A club was subsequently formed with Vernon as its first President, and proceeded to hold its first dinner in celebration of Watt's birthday on 20 January 1855. Such dinners remained popular for several years, with the status of members increasing as the organisation's notoriety grew.

Membership of the Watt Club began to decline in the 1880s, however, and in 1910 the organisation officially ceased to exist. It remained defunct until 1935, when a request from the Science Museum to borrow one of its old medals from Heriot-Watt College led to renewed interest in the organisation. The Club was subsequently reconstituted on 28 November of that year.
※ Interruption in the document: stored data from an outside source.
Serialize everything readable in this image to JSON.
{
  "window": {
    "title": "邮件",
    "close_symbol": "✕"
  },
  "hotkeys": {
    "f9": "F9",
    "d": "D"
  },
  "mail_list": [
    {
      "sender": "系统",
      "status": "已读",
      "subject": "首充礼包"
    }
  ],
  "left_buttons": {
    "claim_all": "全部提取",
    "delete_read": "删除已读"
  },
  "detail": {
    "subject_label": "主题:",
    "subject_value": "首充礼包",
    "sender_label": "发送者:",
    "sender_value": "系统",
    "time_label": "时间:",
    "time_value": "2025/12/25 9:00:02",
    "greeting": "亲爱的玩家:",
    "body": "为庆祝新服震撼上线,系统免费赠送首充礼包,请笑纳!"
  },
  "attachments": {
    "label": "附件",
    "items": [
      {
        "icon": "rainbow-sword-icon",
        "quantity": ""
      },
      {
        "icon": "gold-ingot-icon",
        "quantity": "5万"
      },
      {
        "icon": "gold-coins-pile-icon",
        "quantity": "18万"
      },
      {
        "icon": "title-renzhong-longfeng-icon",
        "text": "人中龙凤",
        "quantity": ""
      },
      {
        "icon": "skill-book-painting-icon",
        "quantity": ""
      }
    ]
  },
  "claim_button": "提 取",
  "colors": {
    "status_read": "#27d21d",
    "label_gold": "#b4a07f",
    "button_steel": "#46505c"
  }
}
After Heriot-Watt became a university in 1966, the Watt Club allowed graduates to become members free of charge. Following this the roles of the Club and the Graduates' Association of the University became increasingly similar, and the two bodies ultimately merged in 1994. As a result, the Club became the official alumni association of the University, a position it has held ever since.

==Constitution==

Students of Heriot-Watt automatically become life members of the Watt Club upon graduation from the University. Members are entitled to vote in the Club's elections, attend its annual meetings and receive a variety of additional benefits. In particular, they have access to the organisation's local branches around the world and ambassadors on four continents.
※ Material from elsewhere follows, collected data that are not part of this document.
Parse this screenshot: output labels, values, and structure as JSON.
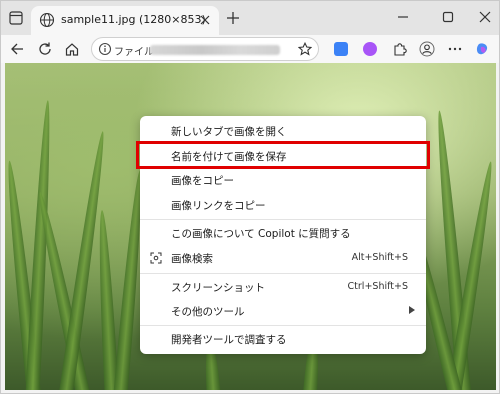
{
  "tab": {
    "title": "sample11.jpg (1280×853)",
    "favicon": "globe-icon"
  },
  "toolbar": {
    "address_scheme_label": "ファイル",
    "address_path_obscured": true
  },
  "context_menu": {
    "items": [
      {
        "label": "新しいタブで画像を開く",
        "shortcut": "",
        "icon": "",
        "has_submenu": false
      },
      {
        "label": "名前を付けて画像を保存",
        "shortcut": "",
        "icon": "",
        "has_submenu": false,
        "highlighted": true
      },
      {
        "label": "画像をコピー",
        "shortcut": "",
        "icon": "",
        "has_submenu": false
      },
      {
        "label": "画像リンクをコピー",
        "shortcut": "",
        "icon": "",
        "has_submenu": false
      },
      {
        "label": "この画像について Copilot に質問する",
        "shortcut": "",
        "icon": "",
        "has_submenu": false
      },
      {
        "label": "画像検索",
        "shortcut": "Alt+Shift+S",
        "icon": "visual-search-icon",
        "has_submenu": false
      },
      {
        "label": "スクリーンショット",
        "shortcut": "Ctrl+Shift+S",
        "icon": "",
        "has_submenu": false
      },
      {
        "label": "その他のツール",
        "shortcut": "",
        "icon": "",
        "has_submenu": true
      },
      {
        "label": "開発者ツールで調査する",
        "shortcut": "",
        "icon": "",
        "has_submenu": false
      }
    ]
  },
  "colors": {
    "highlight_border": "#e00000",
    "tabstrip_bg": "#e4e4e4",
    "toolbar_bg": "#f7f7f7",
    "ext_blue": "#3b82f6",
    "ext_purple": "#a855f7"
  }
}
The Club elects a president every two years who chairs the organisation's annual meetings, represents the views of members to the senior management of Heriot-Watt and takes part in various ceremonial functions. The Club also appoints a vice-president to act in the role when the president is unable to do so., and has a Council of up to 20 members which seeks to further the organisation's aims and objectives.

==Awards==

Each year, the Watt Club gives awards to Heriot-Watt students whose work is considered of outstanding merit:

- The Watt Club Medal, which dates back to 1891, is considered the highest award Heriot-Watt can endow. It is awarded yearly to the final year undergraduate student with the highest mark in each degree discipline.
- The Watt Club Postgraduate Medal is awarded to the strongest postgraduate students in each of Heriot-Watt's schools.
- The Watt Club Prize is awarded to any undergraduate or postgraduate student in recognition of exceptional effort, achievement and initiative.
Yasmin Schembri was awarded the Watt Club Medal for Energy, Geoscience, Infrastructure and Society in 2022.